Ron Dennis, the former boss of the McLaren automotive group, is to sever ties with the Formula One company after 37 years.
The announcement of a deal with fellow shareholders confirmed an exclusive Sky News report that Mr Dennis was to sell his stake for £275m.
Mr Dennis is offloading stakes in McLaren Technology Group, which controls the F1 team, and McLaren Automotive Limited, the road car manufacturer.
The deal unites the two arms of the company under a single structure and puts its worth at more than £2bn, making it one of Britain’s most valuable private companies.

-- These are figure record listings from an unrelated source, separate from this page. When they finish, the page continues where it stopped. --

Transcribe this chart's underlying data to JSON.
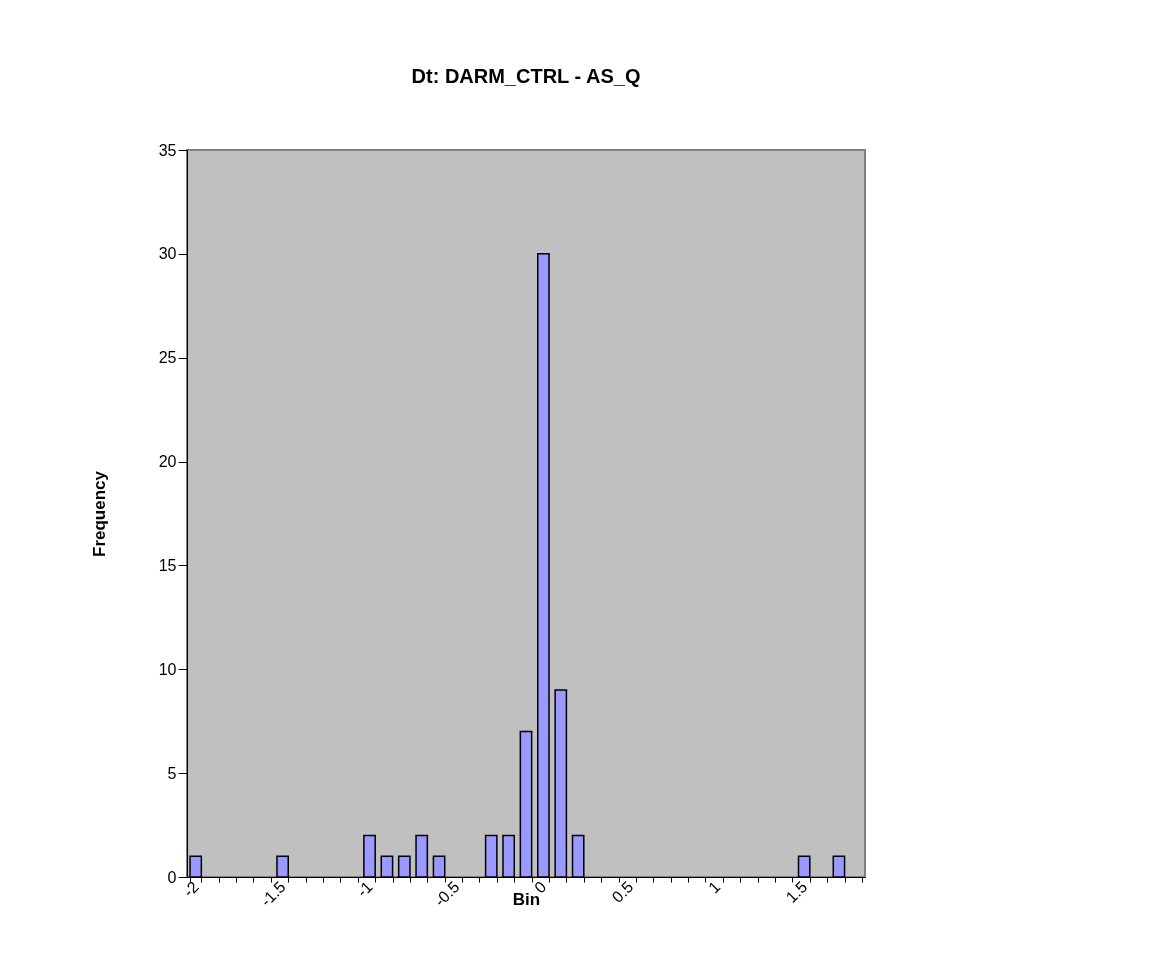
{
  "chart_data": {
    "type": "bar",
    "title": "Dt: DARM_CTRL - AS_Q",
    "xlabel": "Bin",
    "ylabel": "Frequency",
    "categories": [
      "-2",
      null,
      null,
      null,
      null,
      "-1.5",
      null,
      null,
      null,
      null,
      "-1",
      null,
      null,
      null,
      null,
      "-0.5",
      null,
      null,
      null,
      null,
      "0",
      null,
      null,
      null,
      null,
      "0.5",
      null,
      null,
      null,
      null,
      "1",
      null,
      null,
      null,
      null,
      "1.5",
      null,
      null,
      null
    ],
    "values": [
      1,
      0,
      0,
      0,
      0,
      1,
      0,
      0,
      0,
      0,
      2,
      1,
      1,
      2,
      1,
      0,
      0,
      2,
      2,
      7,
      30,
      9,
      2,
      0,
      0,
      0,
      0,
      0,
      0,
      0,
      0,
      0,
      0,
      0,
      0,
      1,
      0,
      1,
      0
    ],
    "color": "#9999ff",
    "ylim": [
      0,
      35
    ],
    "yticks": [
      0,
      5,
      10,
      15,
      20,
      25,
      30,
      35
    ]
  }
}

Bahrain’s sovereign wealth fund Mumtalakat and Mr Dennis’s long-term business partner Mansour Ojjeh will remain the main shareholders.

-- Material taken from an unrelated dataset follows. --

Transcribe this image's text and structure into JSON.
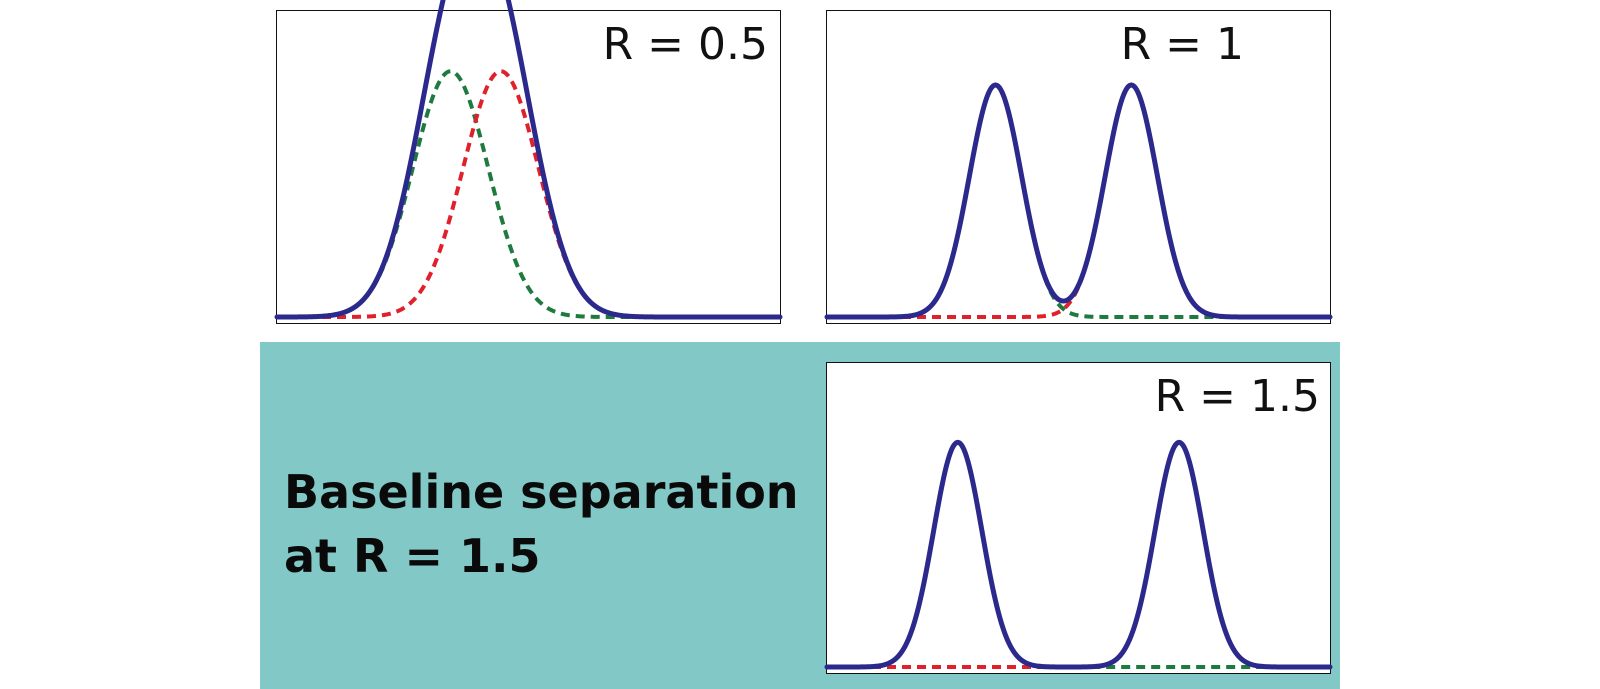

Mr Dennis, who turned 70 earlier this month, was put on gardening leave from his role of chief executive of MTG last December following an acrimonious legal battle with his fellow shareholders.
Since stepping down as MTG’s chairman and chief executive, Mr Dennis has joined the Ministry of Defence’s Innovation Advisory Panel, which is tasked with applying new technologies to defence activities.
He remained on the board of MTG but is now also relinquishing that role.
Mr Dennis spent more than 35 years as the boss of McLaren, enjoying huge success on the track with drivers such as Lewis Hamilton, who is now part of the Mercedes F1 team.
He also became one of Britain’s best-known businessmen, expanding McLaren’s technology ventures into a wide range of other industries through lucrative commercial partnerships.
However, the recent performance of the F1 team cast a shadow over the entire McLaren brand, and relations between Mr Dennis and his fellow investors soured badly.
“I am disappointed that the representatives of TAG [Mr Ojjeh] and Mumtalakat…have forced through this decision to place me on gardening leave, despite the strong warnings from the rest of the management team about the potential consequences of their actions on the business,” Mr Dennis said in a statement last December.
“Ultimately it has become clear to me through this process that neither TAG nor Mumtalakat share my vision for McLaren and its true growth potential.”
He adopted a more conciliatory tone in a statement issue by McLaren confirming his exit on Friday, saying: “It represents a fitting end to my time at McLaren.”
The F1 team has won a string of drivers’ and constructors’ championships, although a recent collaboration with engine-maker Honda has failed to produce competitive results.
2017 has turned into another bitterly disappointing season for the F1 team, which boasts former World Champion Fernando Alonso among its drivers.
Although its F1 team’s performance has been lacklustre in recent years, its road-car business is expected to produce a record 4,000 vehicles this year.
Its Applied Technologies Group has also led to partnerships with companies such as GlaxoSmithKline and KPMG.